もちろん、1回の採血量が少なくても、採血回数が多いとその分、採血量も増えますので、健康人対象の治験に参加する場合は注意が必要です。

採血回数は治験の種類と採血スケジュールによって異なる

ここは説明が必要な部分ですので、少し長くなりますが、分かりやすいように例を挙げて解説します。

健康人対象の治験
健康人対象の治験では、ヒトにおける薬物動態を確認しますので、開発薬の特性を明らかにするため、多くのデータポイントが必要です。

そのため、必要なデータポイントの数に応じて採血回数も決まります

それは開発薬の特性、つまり、服薬後に体中を巡って体から出て行く速度によって異なる、ということです。

どういうことか、有名な鎮痛剤であるロキソニンと、関節リウマチの治療薬で生物学的製剤であるエンブレルを例に挙げます。

まずはロキソニンから見ていきましょう。

<ロキソニン60mg錠>
添付文書、「【薬物動態】1.吸収・代謝」のところに下図のグラフがあり、時系列に沿って、8つのデータポイントがあることが分かります。



これは、ロキソニンの血中濃度を調べるため、健康人対象の治験で6時間で8回採血したということを示しています。

次にエンブレルについて見てみましょう。

<エンブレル皮下注25㎎>
同じように、添付文書、「【薬物動態】1.血中濃度」のところにあるグラフ(□)に注目してください。



ロキソニンと比べて血中濃度が低くなるまでの時間が非常に長いことが分かります。500時間って3週間くらいですからね。

最初の方は読み取りにくいですが、トータルで14点のデータがあることが分かります。

これは、エンブレルの血中濃度を調べるため、500時間で14回採血したということを示しています。

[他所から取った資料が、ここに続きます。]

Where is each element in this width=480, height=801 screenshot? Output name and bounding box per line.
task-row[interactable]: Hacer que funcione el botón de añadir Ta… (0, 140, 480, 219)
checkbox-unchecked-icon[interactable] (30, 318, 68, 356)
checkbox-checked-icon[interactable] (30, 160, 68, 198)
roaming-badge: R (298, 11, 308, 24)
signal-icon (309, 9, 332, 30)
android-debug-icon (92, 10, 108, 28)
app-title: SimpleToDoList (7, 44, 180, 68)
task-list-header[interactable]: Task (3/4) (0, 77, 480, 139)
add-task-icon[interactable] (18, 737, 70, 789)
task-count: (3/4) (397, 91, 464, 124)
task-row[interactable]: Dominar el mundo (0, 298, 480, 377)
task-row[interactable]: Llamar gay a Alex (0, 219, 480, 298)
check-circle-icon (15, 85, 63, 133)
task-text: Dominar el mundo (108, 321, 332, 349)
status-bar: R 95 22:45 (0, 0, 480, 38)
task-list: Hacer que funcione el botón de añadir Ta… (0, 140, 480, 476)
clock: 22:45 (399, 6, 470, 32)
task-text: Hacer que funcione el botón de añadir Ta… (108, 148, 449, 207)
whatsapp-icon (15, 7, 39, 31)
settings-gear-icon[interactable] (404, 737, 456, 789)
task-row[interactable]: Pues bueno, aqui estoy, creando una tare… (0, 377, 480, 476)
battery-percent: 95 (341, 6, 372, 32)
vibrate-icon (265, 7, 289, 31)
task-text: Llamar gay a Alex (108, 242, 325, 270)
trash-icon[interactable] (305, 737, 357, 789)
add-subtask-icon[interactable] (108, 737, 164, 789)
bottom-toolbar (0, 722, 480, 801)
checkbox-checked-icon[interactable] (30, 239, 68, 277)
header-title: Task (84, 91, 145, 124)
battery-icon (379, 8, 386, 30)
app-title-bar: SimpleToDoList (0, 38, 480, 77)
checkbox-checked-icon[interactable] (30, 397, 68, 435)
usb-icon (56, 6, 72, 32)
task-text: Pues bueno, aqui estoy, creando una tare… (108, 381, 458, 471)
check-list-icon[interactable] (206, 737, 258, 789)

ロキソニンと比べるとこちらの方が1日の採血回数は少ないのが分かりますよね。

このように、採血回数や間隔は開発薬の薬物動態によって異なります

では、次に患者さん対象の治験について解説します。

患者さん対象の治験
採血量のところでも述べましたが、治験ではどのタイミングでどんな検査をするかといった検査スケジュールが決まっています。

例えば、通院の治験で、採血が来院の最後でかつ当日の治験薬を服用する前、などと指定されており、加えて、この検査は治験薬服薬後の●時間以内にすること、と条件がある場合もあります。
その場合は複数回の採血が必要になります。

このように採血を複数回に分けざるを得ない限りは、1回の採血で済みます

まとめ

この記事でお伝えしたポイントをまとめると以下のようになります。

・採血をするのは肩書に関わらず看護師または臨床検査技師
・採血が痛いか否かは採血する人の腕次第
・採血量は検査の種類が多いほど多くなる
・健康な人対象治験では採血回数は開発薬の薬物動態に左右される
・患者さん対象治験では採血回数は通常1日につき1回

「治験の採血」というだけで特別なもののように感じますが、実態は健康診断の採血とほぼ同じです。

治験によって採血回数に差があるだけですので、そんなに恐れなくてもいいと思いますよ。


それでは、次の記事でお会いしましょう。